The so-called “Blue Marble” photo was taken on December 7, 1972 during the last Apollo mission to the moon. The Apollo 17 crew -- Eugene Cernan, Ronald Evans and Jack Schmitt – were five hours and 18,000 miles into their trip to the moon when one of them took the picture.
NASA credits the whole crew with the photo but Schmitt later said he thought he’d shot the actual image, using a 70-millimeter Hasselblad camera with an 80-millimeter Zeiss lens.
Later during that mission, Schmitt became the only certified geologist (with a Ph.D from Harvard, no less) to visit the lunar surface. He and Cernan spent over 20 hours walking on the moon, more than any of the previous 10 astronauts.
After his return to Earth, Schmitt was elected to the U.S. Senate, representing his native New Mexico.
Cernan, meanwhile, became known as the last man – to date – to walk on the moon, offering his own quote as he climbed off the lunar surface for the last time:
The Blue Marble photo, though, has proven to be the crew’s best known legacy. NASA released the image on Saturday, December 23, 1972, and it made the front page of most newspapers over that long Christmas weekend.
Cornell University biochemist Dr. Gregory Petsko later explained that the photo’s release came during the beginning of heightened environmental activism of the 1970s, just two years after the first Earth Day. The image, Petsko says, quickly became a symbol of the young movement.
“Our whole planet suddenly, in this image, seemed tiny, vulnerable, and incredibly lonely against the vast blackness of the cosmos,” he wrote. “It also seemed whole in a way that no map could illustrate.”
NASA says the Blue Marble is the agency’s most requested image, and one archivist believes it is one of the most widely distributed images in human civilization.
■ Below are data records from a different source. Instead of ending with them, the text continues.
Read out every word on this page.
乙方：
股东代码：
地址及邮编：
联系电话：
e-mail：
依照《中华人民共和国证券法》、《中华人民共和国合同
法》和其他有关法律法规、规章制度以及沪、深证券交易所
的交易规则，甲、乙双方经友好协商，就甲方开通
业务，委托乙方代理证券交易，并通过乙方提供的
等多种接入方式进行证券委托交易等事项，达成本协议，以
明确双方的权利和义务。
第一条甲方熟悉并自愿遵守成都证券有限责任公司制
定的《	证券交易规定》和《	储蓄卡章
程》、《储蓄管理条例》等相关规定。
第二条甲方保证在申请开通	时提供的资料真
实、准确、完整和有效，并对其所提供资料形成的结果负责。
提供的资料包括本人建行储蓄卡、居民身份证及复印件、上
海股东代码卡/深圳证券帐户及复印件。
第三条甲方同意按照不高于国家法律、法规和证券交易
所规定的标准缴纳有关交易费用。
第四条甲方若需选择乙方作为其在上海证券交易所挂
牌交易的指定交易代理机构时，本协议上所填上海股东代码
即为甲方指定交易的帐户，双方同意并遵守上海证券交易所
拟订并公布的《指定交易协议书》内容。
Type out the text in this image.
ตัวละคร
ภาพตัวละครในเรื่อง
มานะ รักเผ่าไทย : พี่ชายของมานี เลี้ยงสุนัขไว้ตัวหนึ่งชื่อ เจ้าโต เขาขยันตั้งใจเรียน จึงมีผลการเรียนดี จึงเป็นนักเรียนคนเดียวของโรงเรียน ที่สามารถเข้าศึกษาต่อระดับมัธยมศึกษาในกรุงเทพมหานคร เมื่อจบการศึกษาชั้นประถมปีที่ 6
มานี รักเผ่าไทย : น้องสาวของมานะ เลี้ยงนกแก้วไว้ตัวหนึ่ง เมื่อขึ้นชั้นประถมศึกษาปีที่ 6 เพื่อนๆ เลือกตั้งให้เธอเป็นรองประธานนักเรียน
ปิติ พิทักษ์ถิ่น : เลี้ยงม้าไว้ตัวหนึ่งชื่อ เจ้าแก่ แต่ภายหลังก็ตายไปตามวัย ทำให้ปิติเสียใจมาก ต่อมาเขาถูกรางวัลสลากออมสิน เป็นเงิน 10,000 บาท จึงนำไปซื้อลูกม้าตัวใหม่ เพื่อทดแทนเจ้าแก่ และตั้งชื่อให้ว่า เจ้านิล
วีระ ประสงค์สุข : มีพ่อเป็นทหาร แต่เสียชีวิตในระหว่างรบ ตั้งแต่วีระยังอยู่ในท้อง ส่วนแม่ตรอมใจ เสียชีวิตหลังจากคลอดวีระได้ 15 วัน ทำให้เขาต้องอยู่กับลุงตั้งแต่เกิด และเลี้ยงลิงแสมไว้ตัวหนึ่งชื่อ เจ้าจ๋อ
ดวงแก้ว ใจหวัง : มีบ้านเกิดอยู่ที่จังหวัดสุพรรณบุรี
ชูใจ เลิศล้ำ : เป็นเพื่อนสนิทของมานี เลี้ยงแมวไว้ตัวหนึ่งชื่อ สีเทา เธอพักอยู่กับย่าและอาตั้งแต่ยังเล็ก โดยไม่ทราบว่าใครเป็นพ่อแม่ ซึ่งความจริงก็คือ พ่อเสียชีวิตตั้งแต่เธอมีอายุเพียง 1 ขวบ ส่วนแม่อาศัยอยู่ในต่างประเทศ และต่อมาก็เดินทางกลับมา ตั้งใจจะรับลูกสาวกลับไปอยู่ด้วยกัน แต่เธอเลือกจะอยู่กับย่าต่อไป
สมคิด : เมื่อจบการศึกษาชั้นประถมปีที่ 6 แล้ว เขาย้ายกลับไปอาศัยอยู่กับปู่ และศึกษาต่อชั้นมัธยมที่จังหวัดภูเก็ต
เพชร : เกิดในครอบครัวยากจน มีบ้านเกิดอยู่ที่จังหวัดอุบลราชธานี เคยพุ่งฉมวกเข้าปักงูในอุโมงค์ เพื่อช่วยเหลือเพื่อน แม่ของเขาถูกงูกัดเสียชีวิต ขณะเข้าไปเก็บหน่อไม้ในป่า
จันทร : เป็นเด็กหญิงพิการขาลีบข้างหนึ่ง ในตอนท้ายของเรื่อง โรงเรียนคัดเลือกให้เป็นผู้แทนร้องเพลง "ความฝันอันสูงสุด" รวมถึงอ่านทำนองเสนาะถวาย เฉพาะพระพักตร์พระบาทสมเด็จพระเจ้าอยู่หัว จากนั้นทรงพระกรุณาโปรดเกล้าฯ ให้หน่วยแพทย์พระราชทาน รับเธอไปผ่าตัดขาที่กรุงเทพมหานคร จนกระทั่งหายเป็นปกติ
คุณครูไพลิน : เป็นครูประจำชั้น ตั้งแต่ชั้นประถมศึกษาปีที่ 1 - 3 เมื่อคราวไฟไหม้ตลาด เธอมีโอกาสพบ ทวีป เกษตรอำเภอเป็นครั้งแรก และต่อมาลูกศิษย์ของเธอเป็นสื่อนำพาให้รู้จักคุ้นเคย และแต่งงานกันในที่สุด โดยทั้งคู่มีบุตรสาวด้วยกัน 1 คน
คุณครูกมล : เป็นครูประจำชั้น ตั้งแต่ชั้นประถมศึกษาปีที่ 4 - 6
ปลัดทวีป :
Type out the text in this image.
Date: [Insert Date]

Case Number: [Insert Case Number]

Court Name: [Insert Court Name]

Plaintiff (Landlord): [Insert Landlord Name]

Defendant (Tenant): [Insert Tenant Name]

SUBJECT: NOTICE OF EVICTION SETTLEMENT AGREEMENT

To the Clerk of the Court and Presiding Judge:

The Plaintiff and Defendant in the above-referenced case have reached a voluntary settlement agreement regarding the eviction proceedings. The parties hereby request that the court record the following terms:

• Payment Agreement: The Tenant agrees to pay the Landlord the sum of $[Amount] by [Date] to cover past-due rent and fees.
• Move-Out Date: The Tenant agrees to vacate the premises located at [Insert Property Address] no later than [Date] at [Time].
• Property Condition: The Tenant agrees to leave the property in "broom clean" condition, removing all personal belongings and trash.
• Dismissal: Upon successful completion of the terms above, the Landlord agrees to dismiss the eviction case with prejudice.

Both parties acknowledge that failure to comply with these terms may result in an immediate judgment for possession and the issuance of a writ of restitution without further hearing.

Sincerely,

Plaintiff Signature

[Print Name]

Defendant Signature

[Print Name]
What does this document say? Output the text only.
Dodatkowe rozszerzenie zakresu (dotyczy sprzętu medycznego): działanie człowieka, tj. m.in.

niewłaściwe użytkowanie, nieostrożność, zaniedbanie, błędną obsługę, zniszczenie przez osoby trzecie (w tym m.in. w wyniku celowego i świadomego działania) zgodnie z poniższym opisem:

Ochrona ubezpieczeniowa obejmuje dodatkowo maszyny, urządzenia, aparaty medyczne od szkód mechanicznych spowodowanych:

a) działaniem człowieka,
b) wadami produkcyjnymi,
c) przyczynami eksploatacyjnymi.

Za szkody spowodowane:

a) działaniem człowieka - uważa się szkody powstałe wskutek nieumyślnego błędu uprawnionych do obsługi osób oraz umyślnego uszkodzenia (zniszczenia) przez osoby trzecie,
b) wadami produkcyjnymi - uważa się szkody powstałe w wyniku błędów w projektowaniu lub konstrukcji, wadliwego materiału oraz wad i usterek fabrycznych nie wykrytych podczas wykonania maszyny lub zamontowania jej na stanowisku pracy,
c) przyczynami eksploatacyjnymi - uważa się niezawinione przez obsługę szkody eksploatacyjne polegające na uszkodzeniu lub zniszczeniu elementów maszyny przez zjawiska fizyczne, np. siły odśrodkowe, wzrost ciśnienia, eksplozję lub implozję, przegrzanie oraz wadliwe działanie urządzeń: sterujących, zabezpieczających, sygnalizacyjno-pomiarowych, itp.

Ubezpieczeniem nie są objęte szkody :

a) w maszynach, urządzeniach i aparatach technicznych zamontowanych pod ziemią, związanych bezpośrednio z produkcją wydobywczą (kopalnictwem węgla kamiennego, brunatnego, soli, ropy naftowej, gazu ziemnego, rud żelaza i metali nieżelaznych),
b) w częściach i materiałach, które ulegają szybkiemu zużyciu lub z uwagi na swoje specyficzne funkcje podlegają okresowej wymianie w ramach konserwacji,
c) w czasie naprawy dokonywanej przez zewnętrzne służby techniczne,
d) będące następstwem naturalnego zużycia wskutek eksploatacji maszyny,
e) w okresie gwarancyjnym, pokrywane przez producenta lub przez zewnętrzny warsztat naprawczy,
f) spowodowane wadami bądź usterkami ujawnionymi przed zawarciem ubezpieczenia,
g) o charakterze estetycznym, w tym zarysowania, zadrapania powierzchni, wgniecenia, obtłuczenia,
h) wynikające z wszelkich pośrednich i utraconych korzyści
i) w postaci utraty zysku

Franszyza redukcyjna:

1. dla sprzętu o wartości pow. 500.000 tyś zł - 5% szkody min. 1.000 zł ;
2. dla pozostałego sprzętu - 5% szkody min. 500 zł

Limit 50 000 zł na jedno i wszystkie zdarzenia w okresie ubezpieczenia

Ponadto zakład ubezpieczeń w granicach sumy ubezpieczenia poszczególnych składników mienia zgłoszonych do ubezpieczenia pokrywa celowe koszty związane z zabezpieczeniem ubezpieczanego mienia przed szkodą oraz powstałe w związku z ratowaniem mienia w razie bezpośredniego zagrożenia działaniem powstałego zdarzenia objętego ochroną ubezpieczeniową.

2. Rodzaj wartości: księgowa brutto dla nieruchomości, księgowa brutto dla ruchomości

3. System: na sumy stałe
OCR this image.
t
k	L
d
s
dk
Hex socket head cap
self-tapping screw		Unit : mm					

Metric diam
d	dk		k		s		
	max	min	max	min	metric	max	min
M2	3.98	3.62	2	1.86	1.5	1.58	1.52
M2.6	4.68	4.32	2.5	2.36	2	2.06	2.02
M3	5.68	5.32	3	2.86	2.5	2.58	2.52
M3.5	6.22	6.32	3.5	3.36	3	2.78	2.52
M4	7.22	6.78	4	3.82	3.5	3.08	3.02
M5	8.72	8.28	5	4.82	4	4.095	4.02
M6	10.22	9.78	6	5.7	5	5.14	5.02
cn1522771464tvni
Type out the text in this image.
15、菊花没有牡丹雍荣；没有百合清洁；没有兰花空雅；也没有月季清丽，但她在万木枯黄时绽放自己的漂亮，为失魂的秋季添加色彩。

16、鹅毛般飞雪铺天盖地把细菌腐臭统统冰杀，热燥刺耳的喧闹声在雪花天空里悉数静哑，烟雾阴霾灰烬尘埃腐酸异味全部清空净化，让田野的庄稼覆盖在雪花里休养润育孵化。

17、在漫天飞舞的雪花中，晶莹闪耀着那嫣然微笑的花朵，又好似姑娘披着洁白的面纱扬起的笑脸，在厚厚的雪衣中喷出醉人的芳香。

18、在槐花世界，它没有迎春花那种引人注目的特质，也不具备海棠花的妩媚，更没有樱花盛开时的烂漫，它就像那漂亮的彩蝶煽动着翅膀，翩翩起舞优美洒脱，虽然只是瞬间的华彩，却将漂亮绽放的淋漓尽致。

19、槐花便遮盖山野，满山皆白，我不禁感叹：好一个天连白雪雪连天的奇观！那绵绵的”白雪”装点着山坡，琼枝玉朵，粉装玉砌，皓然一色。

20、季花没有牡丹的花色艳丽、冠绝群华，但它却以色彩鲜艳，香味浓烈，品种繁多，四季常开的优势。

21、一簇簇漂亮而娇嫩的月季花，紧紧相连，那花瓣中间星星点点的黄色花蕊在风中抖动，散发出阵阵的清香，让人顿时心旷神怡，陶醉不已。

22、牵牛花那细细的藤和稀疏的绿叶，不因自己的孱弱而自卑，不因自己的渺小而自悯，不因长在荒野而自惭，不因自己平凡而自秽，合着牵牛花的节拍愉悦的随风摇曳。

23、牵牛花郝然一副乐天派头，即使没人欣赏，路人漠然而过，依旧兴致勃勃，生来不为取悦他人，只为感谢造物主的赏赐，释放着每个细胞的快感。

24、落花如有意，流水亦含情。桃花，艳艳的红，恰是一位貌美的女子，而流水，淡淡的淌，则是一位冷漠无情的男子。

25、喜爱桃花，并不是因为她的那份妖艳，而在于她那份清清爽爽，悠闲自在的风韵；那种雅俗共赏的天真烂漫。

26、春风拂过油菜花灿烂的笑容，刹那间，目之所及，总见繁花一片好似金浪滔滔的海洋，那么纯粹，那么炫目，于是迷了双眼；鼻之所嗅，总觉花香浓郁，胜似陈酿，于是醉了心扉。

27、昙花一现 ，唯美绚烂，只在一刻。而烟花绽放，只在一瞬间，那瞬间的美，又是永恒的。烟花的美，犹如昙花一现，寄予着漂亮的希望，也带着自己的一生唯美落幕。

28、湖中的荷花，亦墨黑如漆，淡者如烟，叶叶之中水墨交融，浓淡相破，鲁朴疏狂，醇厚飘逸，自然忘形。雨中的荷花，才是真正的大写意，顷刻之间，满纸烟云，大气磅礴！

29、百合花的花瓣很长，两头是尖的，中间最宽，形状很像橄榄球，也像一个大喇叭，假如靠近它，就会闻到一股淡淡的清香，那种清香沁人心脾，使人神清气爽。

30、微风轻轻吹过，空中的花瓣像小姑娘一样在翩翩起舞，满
Even though satellite images have now become commonplace in our lives – you can even watch a live camera from the International Space Station from your living room chair around the clock – the Apollo 17 crew knew their photo would always hold a special place in history.
“It’s because we’re earthlings,” Schmitt told 'Smithsonian Magazine' in 2002. “Even the first generation to settle on the Moon will think of the Earth as home.”
Apollo 17's launch at 12:33 a.m. Florida time, was the only night launch of the mighty Saturn V rocket. It meant that Africa was in daylight during the early hours of the spacecraft's flight. And with the December solstice approaching, Antarctica was also illuminated.
This was one of the very first times that astronauts could see the entire Earth illuminated from that distance; previous missions had seen more4 of a crescent Earth. It was also the first Apollo mission trajectory put the south polar ice cap in view.
The image was technically taken upside-down from what we expect – because there is no up or down in the weightlessness of space. It’s usually turned 180 degrees to match our visual expectation of south being “down.”
The 1972 Tamil Nadu cyclone can be seen in the top right of the Blue Marble image. The storm had brought flooding and high winds to the Indian state of Tamil Nadu on December 5, two days before the photograph was taken.